1. The Rifle Matters (Reliability is Accuracy)
If you’re fighting your equipment, you aren’t focusing on your “Six Steps of a Shot.” My new 10/22 build was the game-changer. Knowing the rifle was zeroed and would cycle every time allowed me to focus entirely on my form rather than wondering if I was going to have a failure to extract during a 55-second stage.
- Lesson: Build or tune your rifle for reliability first. A jam during Stage 2 or 3 is a guaranteed score-killer.
2. The “Living Room” Training Program
I didn’t earn the patch on the range; I earned it on my living room floor. Standing and prone were always fine, but Seated was my “weak link.”
- The Fix: I spent a month sitting on the floor, stretching my hips into a stable position. It was uncomfortable, but it meant that when the “Commence Fire” whistle blew, I wasn’t fighting my own joints just to see the target.
- Dry Fire: I hate it. You probably hate it too. Do it anyway. It’s the only way to master the transition from standing to seated/prone without wasting expensive match ammo.
3. NPOA: Check it, then Check it Again
Natural Point of Aim (NPOA) is the “secret sauce” of Appleseed. If your muscles are “muscling” the rifle onto the target, you will throw shots as you fatigue.
- Lesson: On every string, I made sure to find my NPOA and—critically—checked it twice. If I shifted even a fraction during a magazine change, I took the half-second to realign my body, not just the rifle.
4. Stage 4: The Double-Point Trap
Stage 4 is where dreams go to die. Because it’s weighted for 100 points, the pressure is immense. In my first AQT of the day, I blew it with a 70.
The Fix: Slow down. You have more time in Stage 4 than you think. Treat every shot on those tiny targets as its own individual event.
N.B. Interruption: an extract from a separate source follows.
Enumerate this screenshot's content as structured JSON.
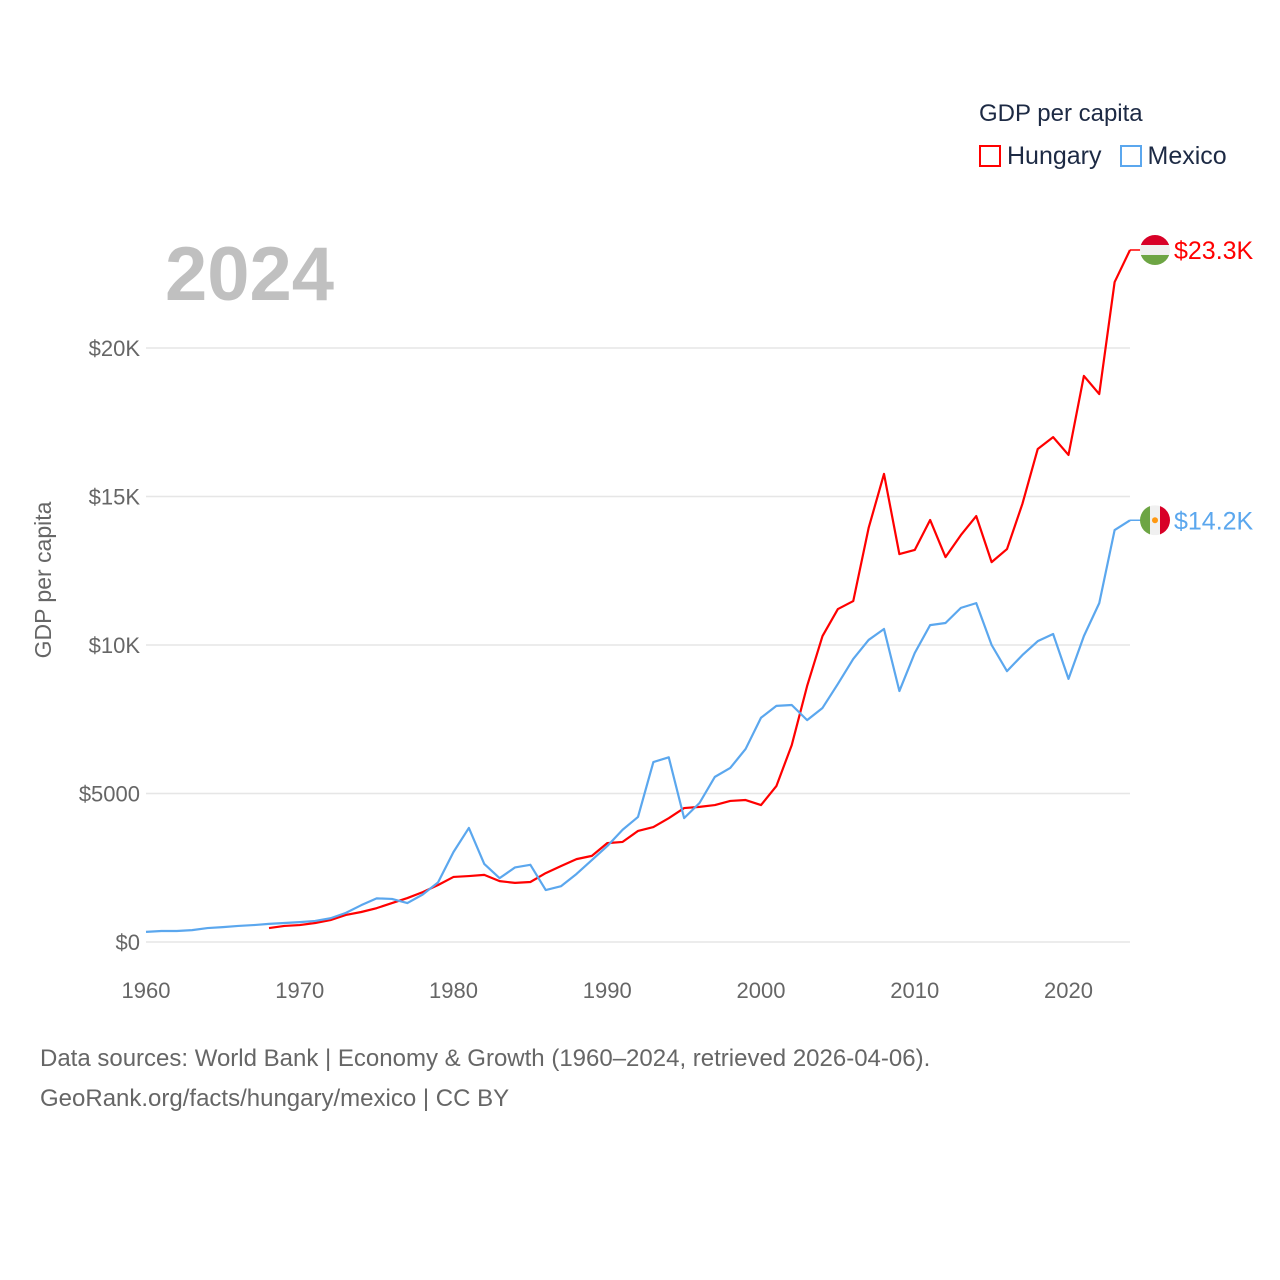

Don’t let a bad shot on target #1 follow you to target #4.

5. Know Your Limits (Seated vs. Kneeling)
I figured out early that kneeling was too unstable for my frame. Even though the instruction covers both, I committed to the Seated position for Stage 2.
- Lesson: Consistency beats variety. Find the legal position that gives you the best “rock-solid” foundation and stick to it until it becomes second nature.
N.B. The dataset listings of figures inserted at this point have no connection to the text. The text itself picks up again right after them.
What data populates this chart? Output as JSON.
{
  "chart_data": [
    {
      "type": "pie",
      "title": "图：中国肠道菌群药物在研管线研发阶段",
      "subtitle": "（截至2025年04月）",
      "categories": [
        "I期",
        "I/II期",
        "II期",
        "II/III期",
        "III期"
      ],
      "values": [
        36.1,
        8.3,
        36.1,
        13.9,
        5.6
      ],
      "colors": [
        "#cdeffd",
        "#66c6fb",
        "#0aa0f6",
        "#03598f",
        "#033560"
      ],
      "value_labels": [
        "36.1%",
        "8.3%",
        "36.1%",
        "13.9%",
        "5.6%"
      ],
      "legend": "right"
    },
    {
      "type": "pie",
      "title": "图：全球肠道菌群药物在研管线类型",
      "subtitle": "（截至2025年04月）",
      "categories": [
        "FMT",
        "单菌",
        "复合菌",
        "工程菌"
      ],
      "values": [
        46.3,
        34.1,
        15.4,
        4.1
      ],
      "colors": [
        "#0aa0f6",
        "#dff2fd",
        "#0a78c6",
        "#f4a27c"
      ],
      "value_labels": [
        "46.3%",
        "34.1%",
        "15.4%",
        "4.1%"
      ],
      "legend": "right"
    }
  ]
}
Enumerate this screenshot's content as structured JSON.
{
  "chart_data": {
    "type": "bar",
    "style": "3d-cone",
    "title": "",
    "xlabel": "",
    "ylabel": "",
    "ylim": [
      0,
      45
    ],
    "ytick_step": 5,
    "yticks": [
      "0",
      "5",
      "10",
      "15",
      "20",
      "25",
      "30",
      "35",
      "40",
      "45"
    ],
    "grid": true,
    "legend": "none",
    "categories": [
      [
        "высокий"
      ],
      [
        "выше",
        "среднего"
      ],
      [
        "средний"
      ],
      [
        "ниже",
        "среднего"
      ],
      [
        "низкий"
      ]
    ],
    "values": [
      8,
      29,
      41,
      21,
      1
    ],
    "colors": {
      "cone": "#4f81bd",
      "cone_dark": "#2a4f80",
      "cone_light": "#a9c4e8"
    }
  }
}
6. The Redcoat Confidence Boost
Closing out the day with a perfect 13/13 Redcoat wasn’t just about the hits—it was the proof that the fundamentals were finally “baked in.” When you stop thinking about the rules and start just applying them, the scores follow.
Rifleman is a state of mind. If you’re stuck at that 190–205 range, stop buying new gadgets and start stretching on your floor. I’ll see you on the line.